6. There will continue to be a reasonably healthy market for healthcare IPOs in 2005, although it is likely to cool off a bit from 2004. As in 2004, companies will find themselves relying on “fast follow-on” secondary equity and debt offerings to fully fund their clinical programs and launches, creating turbulence for investors with short-term horizons. On the bright side, 2004’s IPO class had an overall positive return (albeit with very high volatility), and I anticipate the same in 2005. The most successful IPO for 2005? I’ll go out on a limb and guess that Synta will get the $115 M they’re looking for to be the year’s most successful offering.
Sixteen biotech/pharma IPOs closed in the U.S. for 2005, all but two on the NASDAQ. Compare this number with the 29 IPOs priced last year. On the hopeful side for startups looking to float in 2006, there were as many IPOs priced in the second half as the first half of 2005. Repricings to the downside were very common, and all that weren’t re-priced opened at the bottom of their pre-trading pricing range, with one exception: Coley Pharma opened at $16, raising $96M, after being initially priced at $14-$16; it was the most successful IPO of the year. As for Synta? Never made it to the market. Overall, I’d say that 2005 was just a fair year for IPOs. Look for further weakening of biotech and pharma IPOs in 2006, as the market largely shuns the sector and VCs liquidate preferentially via acquisitions and partnerships with larger brethren.

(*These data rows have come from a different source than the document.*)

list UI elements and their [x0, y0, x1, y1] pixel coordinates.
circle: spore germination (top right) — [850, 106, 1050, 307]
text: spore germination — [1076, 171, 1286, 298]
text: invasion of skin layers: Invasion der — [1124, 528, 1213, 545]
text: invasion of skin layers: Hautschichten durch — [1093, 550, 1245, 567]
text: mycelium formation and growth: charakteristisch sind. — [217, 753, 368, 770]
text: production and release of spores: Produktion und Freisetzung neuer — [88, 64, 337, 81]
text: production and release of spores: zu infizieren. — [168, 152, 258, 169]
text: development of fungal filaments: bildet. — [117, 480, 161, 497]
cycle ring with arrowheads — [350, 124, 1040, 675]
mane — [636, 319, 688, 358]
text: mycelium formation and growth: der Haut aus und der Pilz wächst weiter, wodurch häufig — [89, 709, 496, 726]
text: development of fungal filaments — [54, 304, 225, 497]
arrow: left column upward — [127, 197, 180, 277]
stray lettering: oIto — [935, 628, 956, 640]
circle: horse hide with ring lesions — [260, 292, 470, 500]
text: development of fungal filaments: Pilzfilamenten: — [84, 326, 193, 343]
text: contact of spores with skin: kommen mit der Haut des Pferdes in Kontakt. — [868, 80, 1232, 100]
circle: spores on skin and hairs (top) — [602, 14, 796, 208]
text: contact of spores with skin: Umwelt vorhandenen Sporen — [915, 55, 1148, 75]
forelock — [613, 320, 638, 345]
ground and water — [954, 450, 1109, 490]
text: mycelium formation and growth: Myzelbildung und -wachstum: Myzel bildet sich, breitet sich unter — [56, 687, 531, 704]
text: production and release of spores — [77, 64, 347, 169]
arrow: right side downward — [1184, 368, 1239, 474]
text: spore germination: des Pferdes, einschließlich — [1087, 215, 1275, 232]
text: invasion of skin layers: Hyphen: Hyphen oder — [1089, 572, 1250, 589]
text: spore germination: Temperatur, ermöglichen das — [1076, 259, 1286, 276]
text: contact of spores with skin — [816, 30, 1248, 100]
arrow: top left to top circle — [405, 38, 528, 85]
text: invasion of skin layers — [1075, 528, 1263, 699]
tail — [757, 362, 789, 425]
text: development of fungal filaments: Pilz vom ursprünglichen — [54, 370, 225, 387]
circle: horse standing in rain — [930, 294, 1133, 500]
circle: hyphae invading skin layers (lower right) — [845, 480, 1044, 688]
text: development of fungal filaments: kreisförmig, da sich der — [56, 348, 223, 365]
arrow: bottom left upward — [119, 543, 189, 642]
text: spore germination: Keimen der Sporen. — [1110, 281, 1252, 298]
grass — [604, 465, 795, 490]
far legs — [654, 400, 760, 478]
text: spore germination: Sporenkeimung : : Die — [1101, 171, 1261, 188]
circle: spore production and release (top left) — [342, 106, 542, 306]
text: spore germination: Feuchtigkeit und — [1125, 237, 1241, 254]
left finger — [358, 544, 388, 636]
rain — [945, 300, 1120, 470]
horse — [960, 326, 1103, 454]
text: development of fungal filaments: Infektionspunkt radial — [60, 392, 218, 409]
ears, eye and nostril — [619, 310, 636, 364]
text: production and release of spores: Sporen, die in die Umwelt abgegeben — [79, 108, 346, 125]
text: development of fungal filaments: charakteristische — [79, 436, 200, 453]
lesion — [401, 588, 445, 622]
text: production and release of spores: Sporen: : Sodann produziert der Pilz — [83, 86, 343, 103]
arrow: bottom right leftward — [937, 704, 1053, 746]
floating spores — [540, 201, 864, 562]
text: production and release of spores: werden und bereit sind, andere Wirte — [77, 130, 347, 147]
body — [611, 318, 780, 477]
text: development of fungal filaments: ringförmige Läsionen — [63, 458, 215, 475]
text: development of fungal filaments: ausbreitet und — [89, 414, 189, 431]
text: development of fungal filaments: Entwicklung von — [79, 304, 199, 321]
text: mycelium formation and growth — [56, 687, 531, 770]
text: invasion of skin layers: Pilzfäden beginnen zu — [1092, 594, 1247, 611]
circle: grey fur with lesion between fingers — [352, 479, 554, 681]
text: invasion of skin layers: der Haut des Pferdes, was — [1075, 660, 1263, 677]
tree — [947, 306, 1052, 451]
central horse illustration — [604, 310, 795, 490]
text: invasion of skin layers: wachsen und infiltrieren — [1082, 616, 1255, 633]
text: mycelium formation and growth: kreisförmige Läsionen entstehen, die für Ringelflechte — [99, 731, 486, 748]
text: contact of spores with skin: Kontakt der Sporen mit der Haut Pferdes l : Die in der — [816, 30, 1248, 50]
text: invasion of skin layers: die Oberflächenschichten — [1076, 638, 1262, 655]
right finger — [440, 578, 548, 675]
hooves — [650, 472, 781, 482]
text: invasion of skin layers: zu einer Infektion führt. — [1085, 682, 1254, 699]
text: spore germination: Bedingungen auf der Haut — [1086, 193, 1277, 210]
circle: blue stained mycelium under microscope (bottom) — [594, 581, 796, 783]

7. Industry consolidation will continue. We will see more diversification of businesses within major pharma, as some of the less successful non-diversified players seek to emulate J&J’s long-term success. This diversification will include pharma acquisitions of device and diagnostics manufacturers in particular. I also anticipate that at least one major pharma will swallow a big-name biotech; likely candidates to be consumed include Chiron and Millennium.
Speaking of partnerships, the urge to merge continued in 2005, with some big stories like Sankyo-Daiichi, Shire-Transkaryotic, Pfizer-Vicuron, Pfizer-Idun, OSI-Eyetech, GSK-ID Biomedical, and Amgen-Abgenix. You have to give me props for my big call that either Chiron or Millennium were likeliest of the big biotechs to be swallowed. Slam! Chiron will be acquired by Novartis; the announcement came in September, well in time for my 2005 prediction to count as nailed. As for Millennium; it’s still looking like takeover bait to me, with J&J a likely suitor. As for diversification of large pharma, I can’t say that it began to happen in 2006. There have been some hints that non-diversified companies are looking at device and diagnostics partners seriously now, but I have to admit defeat on this call.